Steve Jobs sought to short-circuit the habit of looking backward that he observed on Disney’s board, where leaders often asked, “What would Walt (Disney) have done?” Jobs established Apple University to teach employees the firm’s heritage, and he coached his successor, Tim Cook, never to ask “what Jobs would have done.” 

Risks

Investors expect financial results and mission success, leaving leaders to face the “Do-Gooder’s Dilemma.” At Danone, for example, activist investors unseated chairman and CEO Emmanuel Faber, a deep-purpose leader who oversaw declines in Danone’s stock price and sales. Investors noted that Nestlé and Unilever prioritized their social mission and delivered better financial results than Danone. 

The leaders who go deepest on purpose aren’t those who push the social logic at all costs.Ranjay Gulati

Neglecting financial performance will undermine your philanthropic purpose. Recognize that not every decision can deliver both commercial and social value.

Actualize Purpose

Determine your company’s purpose. Re-examine your purpose statement, and, if necessary, revise it. Stay cognizant of your organization’s traditional mission, legacy and need to prosper by fulfilling its purpose. 

Review

When a significant business author like Gulati explores a subject, you experience the depth of his research, conviction and tactical insight on every page.

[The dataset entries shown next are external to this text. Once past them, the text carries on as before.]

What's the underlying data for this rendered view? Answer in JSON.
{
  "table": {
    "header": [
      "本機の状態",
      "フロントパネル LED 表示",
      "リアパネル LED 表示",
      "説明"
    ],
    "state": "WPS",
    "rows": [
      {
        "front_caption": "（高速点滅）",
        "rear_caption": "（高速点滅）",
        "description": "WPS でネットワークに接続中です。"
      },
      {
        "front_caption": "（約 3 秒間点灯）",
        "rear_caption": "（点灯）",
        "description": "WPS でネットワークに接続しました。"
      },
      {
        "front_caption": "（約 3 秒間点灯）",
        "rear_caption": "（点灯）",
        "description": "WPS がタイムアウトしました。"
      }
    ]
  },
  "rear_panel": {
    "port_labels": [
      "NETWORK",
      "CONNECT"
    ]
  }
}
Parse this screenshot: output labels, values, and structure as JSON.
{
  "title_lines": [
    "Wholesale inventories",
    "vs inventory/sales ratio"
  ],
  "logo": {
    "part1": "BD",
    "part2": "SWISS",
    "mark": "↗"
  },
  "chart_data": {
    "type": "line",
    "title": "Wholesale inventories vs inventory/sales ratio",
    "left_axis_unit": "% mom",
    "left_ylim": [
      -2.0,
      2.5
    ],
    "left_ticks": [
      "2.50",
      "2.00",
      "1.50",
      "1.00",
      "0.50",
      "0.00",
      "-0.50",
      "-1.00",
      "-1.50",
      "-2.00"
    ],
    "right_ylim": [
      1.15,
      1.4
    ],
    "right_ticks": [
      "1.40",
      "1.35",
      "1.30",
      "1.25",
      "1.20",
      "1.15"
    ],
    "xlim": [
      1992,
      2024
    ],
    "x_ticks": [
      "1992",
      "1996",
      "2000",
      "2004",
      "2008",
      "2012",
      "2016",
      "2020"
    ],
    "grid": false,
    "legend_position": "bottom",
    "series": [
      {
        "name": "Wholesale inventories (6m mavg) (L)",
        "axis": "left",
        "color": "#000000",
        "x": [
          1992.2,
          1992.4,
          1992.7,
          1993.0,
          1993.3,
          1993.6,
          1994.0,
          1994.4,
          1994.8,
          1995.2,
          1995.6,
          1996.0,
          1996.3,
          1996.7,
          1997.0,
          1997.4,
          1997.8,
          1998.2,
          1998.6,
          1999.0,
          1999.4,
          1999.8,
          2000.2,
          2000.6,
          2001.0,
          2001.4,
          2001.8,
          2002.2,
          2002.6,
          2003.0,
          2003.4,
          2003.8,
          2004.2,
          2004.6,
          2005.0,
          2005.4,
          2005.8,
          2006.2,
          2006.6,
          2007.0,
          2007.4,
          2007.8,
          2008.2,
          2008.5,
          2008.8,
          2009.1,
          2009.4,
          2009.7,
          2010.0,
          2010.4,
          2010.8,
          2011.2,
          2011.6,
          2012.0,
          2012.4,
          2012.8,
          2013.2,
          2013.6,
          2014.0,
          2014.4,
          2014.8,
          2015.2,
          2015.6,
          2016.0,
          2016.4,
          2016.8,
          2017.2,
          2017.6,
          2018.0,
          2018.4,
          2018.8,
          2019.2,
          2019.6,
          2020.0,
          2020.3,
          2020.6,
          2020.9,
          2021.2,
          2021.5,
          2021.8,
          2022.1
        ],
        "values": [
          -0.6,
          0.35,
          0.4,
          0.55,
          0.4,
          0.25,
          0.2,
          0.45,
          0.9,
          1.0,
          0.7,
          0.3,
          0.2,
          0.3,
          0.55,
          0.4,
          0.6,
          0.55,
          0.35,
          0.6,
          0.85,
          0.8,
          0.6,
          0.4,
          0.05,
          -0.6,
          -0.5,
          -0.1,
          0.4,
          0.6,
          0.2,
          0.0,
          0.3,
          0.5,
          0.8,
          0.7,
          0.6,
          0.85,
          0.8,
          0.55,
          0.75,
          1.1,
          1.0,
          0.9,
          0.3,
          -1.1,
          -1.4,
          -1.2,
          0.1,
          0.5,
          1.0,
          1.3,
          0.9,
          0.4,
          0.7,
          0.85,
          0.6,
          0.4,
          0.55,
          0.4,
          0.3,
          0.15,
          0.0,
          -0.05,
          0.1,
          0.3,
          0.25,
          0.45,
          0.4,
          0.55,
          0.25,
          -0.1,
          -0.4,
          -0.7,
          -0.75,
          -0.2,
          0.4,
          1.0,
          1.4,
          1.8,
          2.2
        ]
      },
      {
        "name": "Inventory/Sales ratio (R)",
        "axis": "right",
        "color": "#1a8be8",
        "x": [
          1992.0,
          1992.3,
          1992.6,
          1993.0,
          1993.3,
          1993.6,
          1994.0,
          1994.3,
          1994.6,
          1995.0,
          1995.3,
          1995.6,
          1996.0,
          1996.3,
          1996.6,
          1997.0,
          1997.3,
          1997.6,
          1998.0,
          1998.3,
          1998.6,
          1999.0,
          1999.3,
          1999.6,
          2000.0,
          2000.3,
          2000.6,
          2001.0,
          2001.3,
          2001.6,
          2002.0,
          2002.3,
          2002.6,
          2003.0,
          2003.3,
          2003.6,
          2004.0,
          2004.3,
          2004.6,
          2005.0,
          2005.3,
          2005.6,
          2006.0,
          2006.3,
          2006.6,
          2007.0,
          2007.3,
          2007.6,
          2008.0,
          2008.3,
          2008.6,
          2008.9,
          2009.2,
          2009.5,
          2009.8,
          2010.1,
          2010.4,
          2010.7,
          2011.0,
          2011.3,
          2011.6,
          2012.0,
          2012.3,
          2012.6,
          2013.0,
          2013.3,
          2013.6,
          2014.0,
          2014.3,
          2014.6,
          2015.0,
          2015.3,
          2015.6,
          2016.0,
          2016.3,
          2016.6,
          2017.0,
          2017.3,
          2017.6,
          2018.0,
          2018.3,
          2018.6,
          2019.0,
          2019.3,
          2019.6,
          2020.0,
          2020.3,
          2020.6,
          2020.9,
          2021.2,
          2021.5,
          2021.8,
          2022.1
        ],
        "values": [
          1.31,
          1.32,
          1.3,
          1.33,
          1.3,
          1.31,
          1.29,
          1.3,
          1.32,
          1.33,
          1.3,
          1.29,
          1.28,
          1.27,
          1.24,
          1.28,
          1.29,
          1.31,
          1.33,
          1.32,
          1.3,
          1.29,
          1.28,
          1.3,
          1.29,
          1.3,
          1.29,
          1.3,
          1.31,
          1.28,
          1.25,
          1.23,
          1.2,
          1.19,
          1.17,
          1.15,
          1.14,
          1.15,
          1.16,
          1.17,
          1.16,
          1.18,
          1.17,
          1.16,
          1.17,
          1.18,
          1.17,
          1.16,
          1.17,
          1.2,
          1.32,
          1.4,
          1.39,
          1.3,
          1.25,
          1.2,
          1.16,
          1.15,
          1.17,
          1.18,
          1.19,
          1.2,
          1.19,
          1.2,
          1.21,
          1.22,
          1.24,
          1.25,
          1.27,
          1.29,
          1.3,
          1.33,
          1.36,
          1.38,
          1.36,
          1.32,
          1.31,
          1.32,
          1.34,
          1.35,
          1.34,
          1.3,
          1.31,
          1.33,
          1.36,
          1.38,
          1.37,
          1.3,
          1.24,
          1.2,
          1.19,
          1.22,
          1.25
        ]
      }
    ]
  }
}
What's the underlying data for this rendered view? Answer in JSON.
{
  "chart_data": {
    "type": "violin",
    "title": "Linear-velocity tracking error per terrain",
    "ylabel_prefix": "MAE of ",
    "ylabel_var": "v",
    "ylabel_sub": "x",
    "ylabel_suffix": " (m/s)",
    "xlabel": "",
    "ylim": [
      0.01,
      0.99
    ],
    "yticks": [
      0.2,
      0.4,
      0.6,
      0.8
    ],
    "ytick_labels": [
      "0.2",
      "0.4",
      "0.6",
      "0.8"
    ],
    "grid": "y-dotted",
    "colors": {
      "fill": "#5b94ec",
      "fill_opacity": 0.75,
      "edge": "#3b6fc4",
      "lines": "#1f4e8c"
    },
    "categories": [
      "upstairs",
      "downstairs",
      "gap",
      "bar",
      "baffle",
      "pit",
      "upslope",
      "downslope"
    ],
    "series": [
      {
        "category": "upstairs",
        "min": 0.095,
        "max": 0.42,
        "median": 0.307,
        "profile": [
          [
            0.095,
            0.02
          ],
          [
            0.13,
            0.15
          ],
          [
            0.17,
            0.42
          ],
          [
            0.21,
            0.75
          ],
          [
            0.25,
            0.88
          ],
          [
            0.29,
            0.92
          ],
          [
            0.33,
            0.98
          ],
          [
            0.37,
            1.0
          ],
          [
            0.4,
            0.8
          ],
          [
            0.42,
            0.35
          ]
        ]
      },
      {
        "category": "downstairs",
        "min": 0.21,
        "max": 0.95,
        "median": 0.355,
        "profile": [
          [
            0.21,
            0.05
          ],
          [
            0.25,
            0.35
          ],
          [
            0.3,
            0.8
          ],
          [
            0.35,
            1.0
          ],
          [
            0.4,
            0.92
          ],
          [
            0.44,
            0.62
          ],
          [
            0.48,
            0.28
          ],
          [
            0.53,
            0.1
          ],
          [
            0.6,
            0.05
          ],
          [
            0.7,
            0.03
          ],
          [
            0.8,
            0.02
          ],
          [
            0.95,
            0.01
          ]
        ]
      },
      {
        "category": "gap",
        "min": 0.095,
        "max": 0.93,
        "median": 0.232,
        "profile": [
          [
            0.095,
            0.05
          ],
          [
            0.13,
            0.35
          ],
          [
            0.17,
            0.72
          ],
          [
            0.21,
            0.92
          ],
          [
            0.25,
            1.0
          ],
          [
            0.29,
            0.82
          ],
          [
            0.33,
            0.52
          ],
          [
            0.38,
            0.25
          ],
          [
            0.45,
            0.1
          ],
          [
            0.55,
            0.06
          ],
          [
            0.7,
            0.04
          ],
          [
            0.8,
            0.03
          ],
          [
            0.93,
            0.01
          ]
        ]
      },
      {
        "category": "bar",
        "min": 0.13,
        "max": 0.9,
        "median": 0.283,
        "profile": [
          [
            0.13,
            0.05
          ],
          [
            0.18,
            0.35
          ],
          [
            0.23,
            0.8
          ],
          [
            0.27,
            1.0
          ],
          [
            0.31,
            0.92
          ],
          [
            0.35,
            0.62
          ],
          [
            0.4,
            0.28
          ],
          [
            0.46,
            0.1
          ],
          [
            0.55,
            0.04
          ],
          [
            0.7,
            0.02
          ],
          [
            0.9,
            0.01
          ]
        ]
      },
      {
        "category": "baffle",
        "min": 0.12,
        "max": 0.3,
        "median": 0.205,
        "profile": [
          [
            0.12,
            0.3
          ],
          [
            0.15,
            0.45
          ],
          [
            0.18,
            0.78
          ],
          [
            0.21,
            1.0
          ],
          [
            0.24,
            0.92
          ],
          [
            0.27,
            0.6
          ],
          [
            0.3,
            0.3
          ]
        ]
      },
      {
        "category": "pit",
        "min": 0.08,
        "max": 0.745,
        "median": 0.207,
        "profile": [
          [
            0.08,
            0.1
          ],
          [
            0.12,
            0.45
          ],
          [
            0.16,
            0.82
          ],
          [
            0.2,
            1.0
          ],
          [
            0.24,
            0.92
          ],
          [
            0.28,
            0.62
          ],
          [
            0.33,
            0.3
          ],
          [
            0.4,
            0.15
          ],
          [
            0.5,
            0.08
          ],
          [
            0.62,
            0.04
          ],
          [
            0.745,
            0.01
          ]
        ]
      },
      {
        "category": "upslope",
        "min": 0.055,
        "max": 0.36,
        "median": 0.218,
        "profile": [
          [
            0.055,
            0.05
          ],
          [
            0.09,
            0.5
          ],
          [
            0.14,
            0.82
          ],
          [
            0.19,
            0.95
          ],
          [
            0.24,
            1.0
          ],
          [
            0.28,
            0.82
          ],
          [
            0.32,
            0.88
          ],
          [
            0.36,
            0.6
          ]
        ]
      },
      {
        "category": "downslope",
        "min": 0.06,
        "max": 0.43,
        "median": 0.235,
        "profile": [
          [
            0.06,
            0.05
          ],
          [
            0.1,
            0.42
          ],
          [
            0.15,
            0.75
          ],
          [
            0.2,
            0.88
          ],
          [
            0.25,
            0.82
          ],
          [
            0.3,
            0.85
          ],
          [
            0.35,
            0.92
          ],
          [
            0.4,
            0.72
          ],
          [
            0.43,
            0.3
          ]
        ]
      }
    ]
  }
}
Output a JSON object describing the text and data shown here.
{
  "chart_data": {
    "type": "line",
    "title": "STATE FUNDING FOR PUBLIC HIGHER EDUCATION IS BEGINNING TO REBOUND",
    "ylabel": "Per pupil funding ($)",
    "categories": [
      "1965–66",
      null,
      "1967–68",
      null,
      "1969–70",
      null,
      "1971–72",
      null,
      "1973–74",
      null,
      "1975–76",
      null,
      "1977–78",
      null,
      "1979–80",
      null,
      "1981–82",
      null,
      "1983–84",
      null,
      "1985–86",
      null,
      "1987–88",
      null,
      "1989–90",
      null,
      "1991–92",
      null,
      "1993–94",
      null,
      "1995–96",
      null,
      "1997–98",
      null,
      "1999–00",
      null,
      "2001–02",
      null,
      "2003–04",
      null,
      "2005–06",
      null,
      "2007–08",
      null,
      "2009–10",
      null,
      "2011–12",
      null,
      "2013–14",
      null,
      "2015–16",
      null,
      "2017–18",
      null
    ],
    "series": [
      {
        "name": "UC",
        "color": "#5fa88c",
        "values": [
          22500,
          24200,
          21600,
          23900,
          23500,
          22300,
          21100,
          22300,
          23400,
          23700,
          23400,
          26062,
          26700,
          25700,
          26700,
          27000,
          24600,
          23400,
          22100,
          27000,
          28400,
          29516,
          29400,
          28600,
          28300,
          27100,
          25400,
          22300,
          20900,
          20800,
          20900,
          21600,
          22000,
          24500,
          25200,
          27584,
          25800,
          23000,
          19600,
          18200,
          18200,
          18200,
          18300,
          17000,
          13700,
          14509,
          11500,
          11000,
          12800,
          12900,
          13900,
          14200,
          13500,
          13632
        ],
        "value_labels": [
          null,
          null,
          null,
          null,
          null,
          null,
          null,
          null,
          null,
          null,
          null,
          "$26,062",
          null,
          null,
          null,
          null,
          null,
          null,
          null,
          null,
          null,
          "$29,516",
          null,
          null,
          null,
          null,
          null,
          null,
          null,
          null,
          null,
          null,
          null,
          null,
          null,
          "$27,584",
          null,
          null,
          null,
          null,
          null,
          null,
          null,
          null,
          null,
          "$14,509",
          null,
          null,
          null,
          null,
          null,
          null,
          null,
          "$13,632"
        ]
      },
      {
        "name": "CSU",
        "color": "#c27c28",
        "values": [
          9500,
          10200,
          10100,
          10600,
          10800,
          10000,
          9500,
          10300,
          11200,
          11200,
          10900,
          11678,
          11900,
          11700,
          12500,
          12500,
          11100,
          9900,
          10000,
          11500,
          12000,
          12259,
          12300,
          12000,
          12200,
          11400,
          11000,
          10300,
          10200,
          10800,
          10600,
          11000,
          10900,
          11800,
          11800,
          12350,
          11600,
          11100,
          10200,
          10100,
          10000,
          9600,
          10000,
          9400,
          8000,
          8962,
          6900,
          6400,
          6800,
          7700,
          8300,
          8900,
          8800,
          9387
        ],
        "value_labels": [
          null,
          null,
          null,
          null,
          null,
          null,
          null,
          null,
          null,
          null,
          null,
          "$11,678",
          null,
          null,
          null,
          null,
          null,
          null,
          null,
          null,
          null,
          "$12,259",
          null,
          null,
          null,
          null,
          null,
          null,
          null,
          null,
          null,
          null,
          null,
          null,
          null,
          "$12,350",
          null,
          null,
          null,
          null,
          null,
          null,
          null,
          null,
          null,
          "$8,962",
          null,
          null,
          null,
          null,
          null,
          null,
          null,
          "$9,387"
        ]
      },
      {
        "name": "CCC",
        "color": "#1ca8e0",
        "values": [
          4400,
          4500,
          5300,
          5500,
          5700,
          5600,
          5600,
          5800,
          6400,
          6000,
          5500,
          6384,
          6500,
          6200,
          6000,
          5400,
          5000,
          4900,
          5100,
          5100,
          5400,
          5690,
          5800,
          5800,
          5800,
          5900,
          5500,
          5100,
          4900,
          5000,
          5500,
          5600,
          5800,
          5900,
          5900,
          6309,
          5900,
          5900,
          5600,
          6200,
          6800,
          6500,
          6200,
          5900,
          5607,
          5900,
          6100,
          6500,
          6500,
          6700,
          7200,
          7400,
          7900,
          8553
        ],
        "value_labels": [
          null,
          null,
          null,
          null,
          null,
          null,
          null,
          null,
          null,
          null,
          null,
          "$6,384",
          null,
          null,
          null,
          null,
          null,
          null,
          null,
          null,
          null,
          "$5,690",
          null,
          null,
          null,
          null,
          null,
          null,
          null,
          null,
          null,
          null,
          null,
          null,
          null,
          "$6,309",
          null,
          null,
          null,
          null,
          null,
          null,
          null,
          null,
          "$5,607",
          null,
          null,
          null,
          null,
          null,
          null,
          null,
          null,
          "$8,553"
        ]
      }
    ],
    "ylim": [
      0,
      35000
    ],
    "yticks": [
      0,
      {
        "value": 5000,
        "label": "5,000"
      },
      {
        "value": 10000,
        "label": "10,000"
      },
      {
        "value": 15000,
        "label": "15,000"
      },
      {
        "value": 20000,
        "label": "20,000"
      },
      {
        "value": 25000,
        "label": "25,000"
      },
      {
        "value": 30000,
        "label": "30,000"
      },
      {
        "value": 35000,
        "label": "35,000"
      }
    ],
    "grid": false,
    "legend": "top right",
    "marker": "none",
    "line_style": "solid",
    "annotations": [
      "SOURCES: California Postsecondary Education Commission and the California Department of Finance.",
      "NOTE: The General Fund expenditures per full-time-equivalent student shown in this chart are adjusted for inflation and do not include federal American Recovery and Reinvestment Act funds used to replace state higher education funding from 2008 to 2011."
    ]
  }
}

He doesn’t write lightly, yet the pages fly by. Gulati strikes a rare balanced proportion between real-world examples and abstract guidance. While arguing for a moral business model, he underscores the necessity of profit; Gulati’s pragmatism offers real-world applicability and value.

Ranjay Gulati also wrote Reorganize for Resilience and Managing Network Resources. He co-wrote Management with Anthony J. Mayo and Nitin Nohria, and co-authored Kellogg on Technology and Innovation with Mohanbir Sawhney and Anthony Paoni.